The slurm jobscripts are created, and submitted like this, using 256 ranks (cores) as an example:

bash create_jobscript.sh 256
sbatch jobscript_256ranks_strongscaling.sh

The results are saved in a subdirectory in results/strong_scaling/.

Then to create scaling plots

source .venv/bin/activate
python plot_speed_up.py --results_dir=results/strong_scaling

The default option here looks at total time, using the smallest job size (fewest ranks) as the reference job size, but python plot_speed_up.py --help show the options available for using different timers, or number of ranks as the reference job.

Results

We have run hydra-pspec (commit ID 53474e02f3c46905669031476d3581140469f56f) using the example with 4096 identical baselines, and fixed the random seed. As such we got identical results for all baselines and job sizes, which is what we wanted for scaling tests - the idea being that we have removed any variability from some baselines taking longer to process than others.

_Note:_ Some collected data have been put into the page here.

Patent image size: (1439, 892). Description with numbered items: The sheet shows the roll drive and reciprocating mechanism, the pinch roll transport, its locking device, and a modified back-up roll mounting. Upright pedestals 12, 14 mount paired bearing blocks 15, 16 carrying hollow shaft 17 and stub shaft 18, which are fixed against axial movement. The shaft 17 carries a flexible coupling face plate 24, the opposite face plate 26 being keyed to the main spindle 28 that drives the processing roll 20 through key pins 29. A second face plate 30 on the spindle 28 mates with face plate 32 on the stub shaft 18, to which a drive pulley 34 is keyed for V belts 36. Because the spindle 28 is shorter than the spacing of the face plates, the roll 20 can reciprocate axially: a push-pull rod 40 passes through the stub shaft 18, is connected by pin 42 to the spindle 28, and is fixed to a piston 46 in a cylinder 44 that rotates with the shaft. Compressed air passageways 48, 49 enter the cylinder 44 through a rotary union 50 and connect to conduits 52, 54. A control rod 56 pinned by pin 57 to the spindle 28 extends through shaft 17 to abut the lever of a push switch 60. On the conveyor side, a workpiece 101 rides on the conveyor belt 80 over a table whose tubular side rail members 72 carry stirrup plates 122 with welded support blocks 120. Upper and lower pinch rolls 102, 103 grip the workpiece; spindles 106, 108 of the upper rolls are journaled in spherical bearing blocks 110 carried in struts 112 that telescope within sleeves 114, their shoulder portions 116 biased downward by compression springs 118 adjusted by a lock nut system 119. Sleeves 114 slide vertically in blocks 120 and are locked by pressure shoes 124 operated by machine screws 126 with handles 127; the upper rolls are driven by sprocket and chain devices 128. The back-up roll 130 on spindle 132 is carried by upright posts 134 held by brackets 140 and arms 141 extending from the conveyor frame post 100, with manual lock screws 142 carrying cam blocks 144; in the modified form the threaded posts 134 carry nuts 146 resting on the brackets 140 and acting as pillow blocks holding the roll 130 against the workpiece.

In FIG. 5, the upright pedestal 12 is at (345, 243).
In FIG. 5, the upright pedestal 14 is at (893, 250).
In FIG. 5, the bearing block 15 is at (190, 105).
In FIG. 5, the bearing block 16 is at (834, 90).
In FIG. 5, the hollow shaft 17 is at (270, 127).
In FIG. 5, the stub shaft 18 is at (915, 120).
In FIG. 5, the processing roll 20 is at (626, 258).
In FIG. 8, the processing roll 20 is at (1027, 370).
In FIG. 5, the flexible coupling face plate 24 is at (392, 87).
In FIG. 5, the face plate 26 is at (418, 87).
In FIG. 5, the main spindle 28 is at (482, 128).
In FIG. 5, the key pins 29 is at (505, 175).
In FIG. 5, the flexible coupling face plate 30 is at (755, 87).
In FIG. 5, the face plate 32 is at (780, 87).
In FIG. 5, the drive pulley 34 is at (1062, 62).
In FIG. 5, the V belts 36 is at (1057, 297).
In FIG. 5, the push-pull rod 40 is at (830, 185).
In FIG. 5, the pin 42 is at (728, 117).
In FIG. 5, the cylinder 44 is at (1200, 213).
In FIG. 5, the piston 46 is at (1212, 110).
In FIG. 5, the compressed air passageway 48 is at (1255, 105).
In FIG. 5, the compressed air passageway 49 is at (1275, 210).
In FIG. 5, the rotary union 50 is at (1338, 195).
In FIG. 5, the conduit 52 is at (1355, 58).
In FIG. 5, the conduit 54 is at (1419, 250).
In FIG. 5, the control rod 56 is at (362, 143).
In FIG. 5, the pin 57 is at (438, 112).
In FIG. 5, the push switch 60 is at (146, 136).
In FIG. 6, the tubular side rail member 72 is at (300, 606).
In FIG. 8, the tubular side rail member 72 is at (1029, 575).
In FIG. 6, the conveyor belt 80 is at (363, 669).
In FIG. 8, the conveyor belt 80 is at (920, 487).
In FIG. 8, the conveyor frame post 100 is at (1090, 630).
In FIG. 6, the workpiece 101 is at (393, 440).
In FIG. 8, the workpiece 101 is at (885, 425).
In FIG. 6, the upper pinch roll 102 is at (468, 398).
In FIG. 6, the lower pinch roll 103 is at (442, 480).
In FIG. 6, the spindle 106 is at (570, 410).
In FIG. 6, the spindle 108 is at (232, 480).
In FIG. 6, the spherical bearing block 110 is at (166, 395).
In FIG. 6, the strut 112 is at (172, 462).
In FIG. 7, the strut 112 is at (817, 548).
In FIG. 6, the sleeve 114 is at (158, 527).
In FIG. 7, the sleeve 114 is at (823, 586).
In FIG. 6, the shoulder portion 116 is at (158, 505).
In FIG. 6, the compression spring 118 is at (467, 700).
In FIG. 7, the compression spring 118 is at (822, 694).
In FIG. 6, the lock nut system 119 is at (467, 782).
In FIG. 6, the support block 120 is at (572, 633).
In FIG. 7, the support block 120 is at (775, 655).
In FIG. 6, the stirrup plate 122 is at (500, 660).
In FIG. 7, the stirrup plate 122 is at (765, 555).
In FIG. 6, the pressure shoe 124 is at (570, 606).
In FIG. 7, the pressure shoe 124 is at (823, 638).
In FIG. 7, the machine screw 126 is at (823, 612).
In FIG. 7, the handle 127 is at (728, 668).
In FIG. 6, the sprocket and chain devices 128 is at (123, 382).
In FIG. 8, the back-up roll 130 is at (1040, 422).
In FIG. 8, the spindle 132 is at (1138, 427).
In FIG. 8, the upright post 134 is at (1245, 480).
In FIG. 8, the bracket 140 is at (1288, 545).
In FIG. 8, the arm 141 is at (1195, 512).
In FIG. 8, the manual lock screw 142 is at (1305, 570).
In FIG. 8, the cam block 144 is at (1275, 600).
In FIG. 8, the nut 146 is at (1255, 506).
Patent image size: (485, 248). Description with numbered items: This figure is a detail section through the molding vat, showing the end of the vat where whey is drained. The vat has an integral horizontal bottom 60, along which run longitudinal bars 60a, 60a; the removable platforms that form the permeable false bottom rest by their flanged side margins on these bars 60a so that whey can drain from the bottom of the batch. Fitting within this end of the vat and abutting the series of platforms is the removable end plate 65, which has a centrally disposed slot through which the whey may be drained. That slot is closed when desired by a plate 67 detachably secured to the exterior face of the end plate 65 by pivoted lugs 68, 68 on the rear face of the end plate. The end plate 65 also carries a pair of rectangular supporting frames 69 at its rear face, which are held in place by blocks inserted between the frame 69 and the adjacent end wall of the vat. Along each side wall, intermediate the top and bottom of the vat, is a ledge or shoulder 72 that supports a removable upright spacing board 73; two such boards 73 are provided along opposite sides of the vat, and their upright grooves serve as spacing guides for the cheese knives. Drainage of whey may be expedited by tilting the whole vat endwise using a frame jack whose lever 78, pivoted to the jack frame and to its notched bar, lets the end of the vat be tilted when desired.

Running the code using MPI, we varied the number of ranks using 16, 32, 64, 128 (1 whole node), 256, 512, 1024, 2048, 4096 ranks. The scaling results depend slightly on what you take as the "reference" job size, and we use 128 ranks as the reference here. Shown below are speed up plots when considering the total run time, and another which looks at the total time minus the load time.

We can see from these that the actual processing time (approximated as total - load) scales very well, but the total run time didn't scale well at larger numbers of ranks.

Considering the plot below of time vs ranks, we see there is a large variability in file load times which we can't control, and also that the load time starts to dominate the total run time at larger numbers of ranks. As such, a clear area to investigate for improved scaling would be for each rank to load its own subset of the baselines to process, rather than one rank loading everything and then scattering the data. The actual scatter doesn't appreciably affect the total time, nor is there much wait time at the barrier at the end.

A subset of the results, including the timing logs and one set of output files (because the output is identical for every baseline pair) can be used to recreate the above plots.